Shohel Ali

Shohel Ali, Senior Legal Counsel – Capital Markets, OSB GROUP PLC

Name: Shohel Ali

Job Title: Senior Legal Counsel – Capital Markets, OSB GROUP PLC (OSBG)

Backstory: I was born and raised in Blackburn, Lancashire and the first in my family of nine siblings to go to university. I graduated with a law degree from City University in 2005 and eventually completed my training contract in 2010 but was left without an NQ role (read on to find out why). This resulted in me having a rather unconventional legal career post qualification.

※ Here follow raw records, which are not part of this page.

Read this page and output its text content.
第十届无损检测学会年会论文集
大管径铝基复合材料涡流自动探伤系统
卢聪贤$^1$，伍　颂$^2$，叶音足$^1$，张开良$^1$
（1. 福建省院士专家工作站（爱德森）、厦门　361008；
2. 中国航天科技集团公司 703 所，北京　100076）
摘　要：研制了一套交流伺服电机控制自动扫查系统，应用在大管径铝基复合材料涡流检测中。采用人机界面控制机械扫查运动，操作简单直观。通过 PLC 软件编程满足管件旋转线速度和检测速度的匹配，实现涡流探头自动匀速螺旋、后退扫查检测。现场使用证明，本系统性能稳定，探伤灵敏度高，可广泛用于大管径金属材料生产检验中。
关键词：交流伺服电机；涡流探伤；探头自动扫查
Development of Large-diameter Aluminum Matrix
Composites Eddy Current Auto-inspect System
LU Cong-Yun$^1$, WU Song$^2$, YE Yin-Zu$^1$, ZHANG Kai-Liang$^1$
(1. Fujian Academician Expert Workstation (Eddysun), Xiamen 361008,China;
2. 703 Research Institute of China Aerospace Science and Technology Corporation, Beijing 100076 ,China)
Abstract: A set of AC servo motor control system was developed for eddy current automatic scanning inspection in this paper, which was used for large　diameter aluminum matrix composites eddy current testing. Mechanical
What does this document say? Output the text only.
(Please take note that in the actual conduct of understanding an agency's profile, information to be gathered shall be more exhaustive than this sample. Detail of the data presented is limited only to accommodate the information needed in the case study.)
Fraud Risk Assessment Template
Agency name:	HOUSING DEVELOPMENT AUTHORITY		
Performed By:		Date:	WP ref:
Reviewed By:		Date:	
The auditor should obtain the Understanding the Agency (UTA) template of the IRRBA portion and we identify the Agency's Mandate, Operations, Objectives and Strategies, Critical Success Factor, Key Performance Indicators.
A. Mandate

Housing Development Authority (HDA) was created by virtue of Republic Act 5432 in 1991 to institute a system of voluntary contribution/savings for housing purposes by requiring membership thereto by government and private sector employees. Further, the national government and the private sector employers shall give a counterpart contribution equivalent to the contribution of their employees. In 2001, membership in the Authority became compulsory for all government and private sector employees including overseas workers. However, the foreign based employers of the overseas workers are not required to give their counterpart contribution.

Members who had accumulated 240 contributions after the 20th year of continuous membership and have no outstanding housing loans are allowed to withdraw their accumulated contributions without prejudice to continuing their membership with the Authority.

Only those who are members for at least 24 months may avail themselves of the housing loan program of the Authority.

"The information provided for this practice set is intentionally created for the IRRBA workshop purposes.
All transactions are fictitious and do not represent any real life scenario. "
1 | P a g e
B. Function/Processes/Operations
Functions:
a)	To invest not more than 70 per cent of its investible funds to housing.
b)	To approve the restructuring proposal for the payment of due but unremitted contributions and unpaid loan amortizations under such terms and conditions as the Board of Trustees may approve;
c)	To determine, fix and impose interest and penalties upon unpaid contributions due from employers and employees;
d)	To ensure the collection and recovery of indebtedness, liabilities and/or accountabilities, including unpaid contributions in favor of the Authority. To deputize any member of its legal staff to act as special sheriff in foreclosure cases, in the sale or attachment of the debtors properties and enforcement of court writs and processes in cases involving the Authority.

I spent several years at HSBC as a hybrid investment banker/lawyer on the securitisation desk, followed by stints in private practice (Reed Smith, Paul Hastings and Mishcon de Reya) before returning in-house to first, Link Asset Services and now to OSBG, where I provide coverage for the Capital Markets, Treasury and Commercial Real Estate and Asset Finance divisions of the Group.

Who or what influenced you to train as a lawyer?

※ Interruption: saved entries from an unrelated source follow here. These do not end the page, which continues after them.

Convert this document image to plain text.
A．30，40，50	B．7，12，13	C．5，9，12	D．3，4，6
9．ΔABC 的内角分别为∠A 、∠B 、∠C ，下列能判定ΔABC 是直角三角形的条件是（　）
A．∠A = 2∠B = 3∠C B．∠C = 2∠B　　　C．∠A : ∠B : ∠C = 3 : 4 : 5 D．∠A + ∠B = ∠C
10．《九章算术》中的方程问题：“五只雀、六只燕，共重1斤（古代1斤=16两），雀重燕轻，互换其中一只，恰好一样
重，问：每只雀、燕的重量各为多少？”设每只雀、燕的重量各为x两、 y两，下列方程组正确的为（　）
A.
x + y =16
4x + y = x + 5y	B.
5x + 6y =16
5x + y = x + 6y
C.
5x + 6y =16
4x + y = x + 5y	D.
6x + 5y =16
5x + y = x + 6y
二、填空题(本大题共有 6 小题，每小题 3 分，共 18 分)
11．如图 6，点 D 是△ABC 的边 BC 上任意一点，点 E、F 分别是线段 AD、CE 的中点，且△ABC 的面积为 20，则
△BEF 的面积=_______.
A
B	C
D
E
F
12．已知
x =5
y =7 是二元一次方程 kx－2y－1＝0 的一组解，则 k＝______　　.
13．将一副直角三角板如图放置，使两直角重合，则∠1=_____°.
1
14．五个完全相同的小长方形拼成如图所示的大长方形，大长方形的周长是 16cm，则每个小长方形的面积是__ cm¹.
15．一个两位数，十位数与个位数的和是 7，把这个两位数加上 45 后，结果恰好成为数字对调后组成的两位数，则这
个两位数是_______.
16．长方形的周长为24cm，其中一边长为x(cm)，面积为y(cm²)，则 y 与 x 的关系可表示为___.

At school I was good at English, History and Geography, but average at everything else. Plus, as a second-generation immigrant and from a predominantly working-class town, educational prowess converted into a successful career meant one of three “acceptable” routes – lawyer, doctor, or accountant. As aforementioned, I didn’t excel in any of the core subjects pertaining to the latter two so a lawyer it was.

If you didn’t pursue a legal career, what would you be doing now?

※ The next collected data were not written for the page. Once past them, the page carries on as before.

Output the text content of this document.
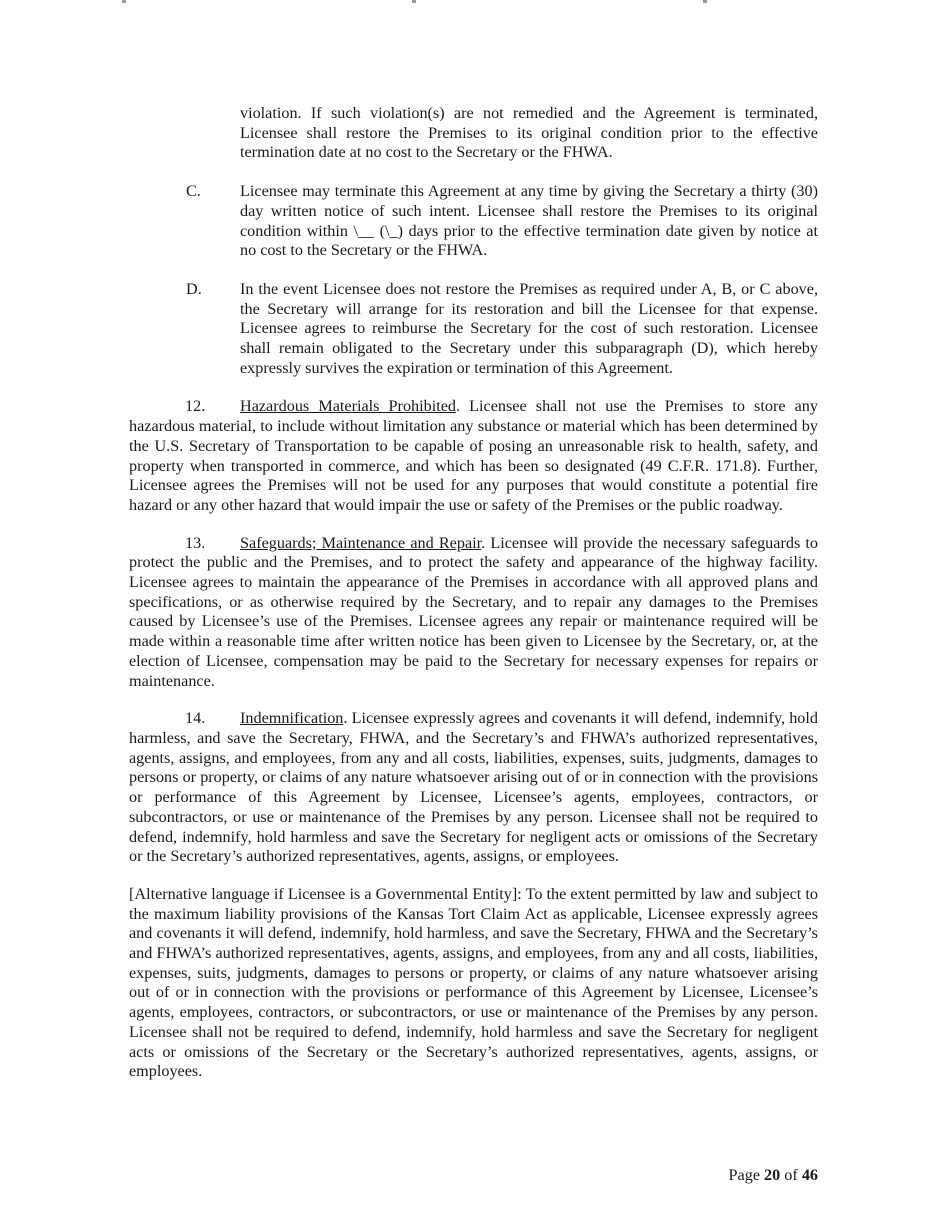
violation. If such violation(s) are not remedied and the Agreement is terminated, Licensee shall restore the Premises to its original condition prior to the effective termination date at no cost to the Secretary or the FHWA.

C. Licensee may terminate this Agreement at any time by giving the Secretary a thirty (30) day written notice of such intent. Licensee shall restore the Premises to its original condition within \__ (\_) days prior to the effective termination date given by notice at no cost to the Secretary or the FHWA.

D. In the event Licensee does not restore the Premises as required under A, B, or C above, the Secretary will arrange for its restoration and bill the Licensee for that expense. Licensee agrees to reimburse the Secretary for the cost of such restoration. Licensee shall remain obligated to the Secretary under this subparagraph (D), which hereby expressly survives the expiration or termination of this Agreement.

12. Hazardous Materials Prohibited. Licensee shall not use the Premises to store any hazardous material, to include without limitation any substance or material which has been determined by the U.S. Secretary of Transportation to be capable of posing an unreasonable risk to health, safety, and property when transported in commerce, and which has been so designated (49 C.F.R. 171.8). Further, Licensee agrees the Premises will not be used for any purposes that would constitute a potential fire hazard or any other hazard that would impair the use or safety of the Premises or the public roadway.

13. Safeguards; Maintenance and Repair. Licensee will provide the necessary safeguards to protect the public and the Premises, and to protect the safety and appearance of the highway facility. Licensee agrees to maintain the appearance of the Premises in accordance with all approved plans and specifications, or as otherwise required by the Secretary, and to repair any damages to the Premises caused by Licensee’s use of the Premises. Licensee agrees any repair or maintenance required will be made within a reasonable time after written notice has been given to Licensee by the Secretary, or, at the election of Licensee, compensation may be paid to the Secretary for necessary expenses for repairs or maintenance.

14. Indemnification. Licensee expressly agrees and covenants it will defend, indemnify, hold harmless, and save the Secretary, FHWA, and the Secretary’s and FHWA’s authorized representatives, agents, assigns, and employees, from any and all costs, liabilities, expenses, suits, judgments, damages to persons or property, or claims of any nature whatsoever arising out of or in connection with the provisions or performance of this Agreement by Licensee, Licensee’s agents, employees, contractors, or subcontractors, or use or maintenance of the Premises by any person. Licensee shall not be required to defend, indemnify, hold harmless and save the Secretary for negligent acts or omissions of the Secretary or the Secretary’s authorized representatives, agents, assigns, or employees.

[Alternative language if Licensee is a Governmental Entity]: To the extent permitted by law and subject to the maximum liability provisions of the Kansas Tort Claim Act as applicable, Licensee expressly agrees and covenants it will defend, indemnify, hold harmless, and save the Secretary, FHWA and the Secretary’s and FHWA’s authorized representatives, agents, assigns, and employees, from any and all costs, liabilities, expenses, suits, judgments, damages to persons or property, or claims of any nature whatsoever arising out of or in connection with the provisions or performance of this Agreement by Licensee, Licensee’s agents, employees, contractors, or subcontractors, or use or maintenance of the Premises by any person. Licensee shall not be required to defend, indemnify, hold harmless and save the Secretary for negligent acts or omissions of the Secretary or the Secretary’s authorized representatives, agents, assigns, or employees.

Page 20 of 46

Honestly, I have no idea! I was very single minded (and probably naïve) in that I had no alternative plans other than training as a City lawyer. But as I went through the meat grinder of vacation scheme and training contract application rejections I had to consider a Plan B. Especially, as I had the added pressure of having self-funded the LPC.

Instead of answering “what would I be doing” (pretty much anything in a professional capacity making use of my qualifications in the summer of 2006), in an alternative reality, I would’ve loved to be a chief sportswriter for a broadsheet.

What would you say is a common misconception or misunderstanding aspiring or junior lawyers have about the legal profession?

A successful and rewarding career in law only means progression to partnership. Don’t get me wrong – if you’re a trainee or junior lawyer who aspires to be a partner, fair enough. But from experience, you can have just an incredibly rewarding legal career as an in-house lawyer – you just have to be honest with yourself as to what your priorities are in life.

What does success mean to you?

Professional level – respect and appreciation of colleagues and stakeholders. Also, continuous learning and development.

Personal level – happy family and the ability to spend quality time with them. From experience, you could be earning “top of the market” as a private practice lawyer but for me that didn’t correspond to a happy family life because you’re not home and even when you are, you feel “burnt out”.

Imagine a time when you felt like giving up. What helped you bounce back?

July 2010 – when the now defunct firm Halliwells where I completed my training contract went bust. The timing was awful as it was a mere month before I was due to qualify. I thought (again naïvely) that having secured a training contract I’d overcome the biggest hurdle of my legal career. However, the period between Halliwells going under, and qualifying was one of the most challenging and stressful times of my life. Reeling from Lehman collapsing in September 2008, the legal jobs market felt like an apocalypse for NQ lawyers like me to the point that I had little choice but to apply for paralegal roles with no success.

What got me through was (a) my wife (we’d just got married eight months earlier) and (b) my sheer determination to ‘just’ get a job relevant to my career path and carry that experience forward into something longer-term.

As I aspired to be a banking and finance lawyer longer-term, I accepted a six-month contract role at HSBC. Though, I ideally wanted a permanent position I thought having HSBC on my CV would offer a great platform. Thankfully, it was the best gamble of my career because after eight months I moved across to the investment banking division of the bank on a permanent basis, working as a hybrid investment banker/lawyer.

What careers advice would you give to your younger self?

  1. Aspiring for perfection is admirable but sometimes “good enough” is “good enough”.
  2. From experience, an outright “win” in law is extremely rare so view the “compromises” as wins. It’s much better closing a matter and having both parties walking away feeling good about the deal than quibbling over the small stuff.
  3. Every experience (whether good and especially the bad) should be viewed as a learning experience. Learn from them and consider how a change in approach might deliver a better result next time. It’s the challenging experiences that make you stronger and are infinitely more important learning and development tools.

What is the biggest lesson you’ve learnt about life and / or work outside of a formal education setting or away from the office?

Often events occur outside of your say and control. As lawyers that can drive you crazy and it may also be unfair. However, this also makes you resilient and can force you to open your mind and look at these challenges differently – as opportunities – which can ultimately lead to a more rewarding outcome.

If there was one skill you could’ve excelled at during your formative years as a lawyer what would that be?

Have more confidence – Confidence to say “no” when you have zero capacity. Confidence to ask questions when you’re slipping down a rabbit hole rather than feeling afraid of how that may be perceived. And confidence to respectfully challenge the views of others.